Implementation Studies

An important distinction needs to be made between intervention components and implementation components. Intervention components (usually studied in efficacy or effectiveness studies under controlled conditions) are aspects of the intervention designed to create change (e.g., to improve patient-level symptoms and functioning). Implementation components refer to the elements needed to implement the core intervention components and to enhance acceptability and feasibility of a new evidence-based practice in a real setting (Fixsen, Naoom, Blase, Friedman, & Wallace, 2005). Implementation is defined as “a set of activities designed to put into practice” an intervention program (Fixsen et al., 2005). For example, the core intervention components of the chronic care model include a patient registry and self-management strategies (Wagner, Austin, & Von Korff, 1996); the implementation components concern how those components are carried out in clinical or community settings. Important aspects of implementation may include practitioners’ attitudes toward changing their care practices and the willingness of organizational leadership to adopt an intervention.

In implementation, quantitative methods are commonly used to study outcomes while qualitative methods are used to understand process (Palinkas et al., 2011). Process involves understanding what actually happens in practice settings when an intervention is implemented, for which qualitative methods are well suited because of the focus on gaining the perspective of people in the practice setting. Failure to adapt treatments in ways that increase organizational and community “fit” may explain why research-proven interventions are often not disseminated or maintained (Hoagwood, Burns, & Weiss, 2002). When developing behavioral strategies and putting interventions into practice, mixed methods provide a framework to ensure that the interventions incorporate real-world concerns. Mixed methods inform several implementation issues: how to adapt an intervention to a specific context, what strategies are used to implement interventions in practice settings, and how elements of the implementation strategy influence patient-centered outcomes.

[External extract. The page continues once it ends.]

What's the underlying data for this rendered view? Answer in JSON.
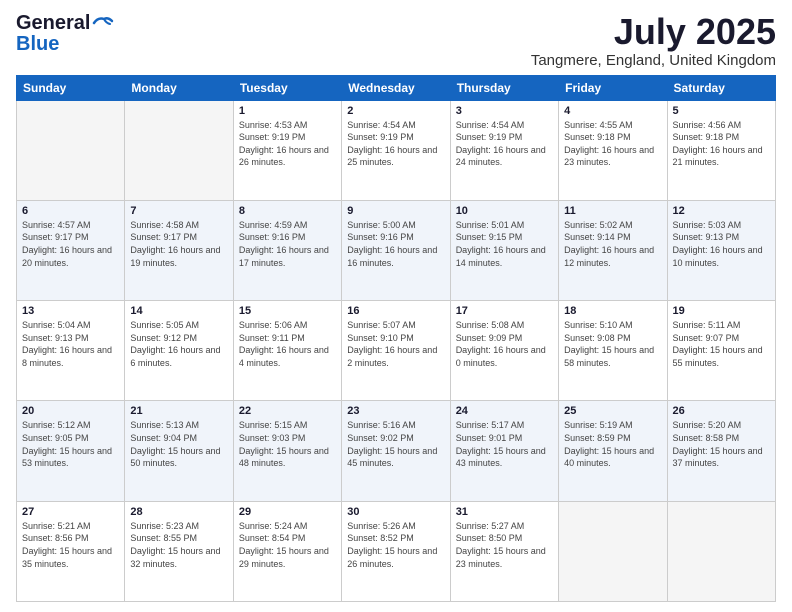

An example of using mixed methods through implementation of an intervention comes from a study of the development, testing, and scale-up of an integrated care management of type 2 diabetes and depression program aimed at improving medical adherence (Bogner, Morales, de Vries, & Cappola, 2012). Initial qualitative interviews with patients and families indicated how to adapt Wagner Chronic Care Model to incorporate core intervention components needed for patients with diabetes and depression comorbidity. A RCT was then used to test the efficacy of the integrated care intervention in improving adherence to medication treatment. Furthermore, focus groups and semistructured interviews were employed to assess interventionists’ views on the successes and challenges of the intervention as well as organizational factors (e.g., cost-effectiveness and hospital administrators’ attitudes concerning the intervention) that served as important implementation factors for the scalability of the intervention. Mixed methods were also used to identify policy- and environmental-level factors that influence maintenance and sustainability of an integrated care intervention in a health care setting. All of these efforts toward careful development of intervention and implementation components using mixed methods led to improved patient outcomes not only in the research trials but also in practice settings.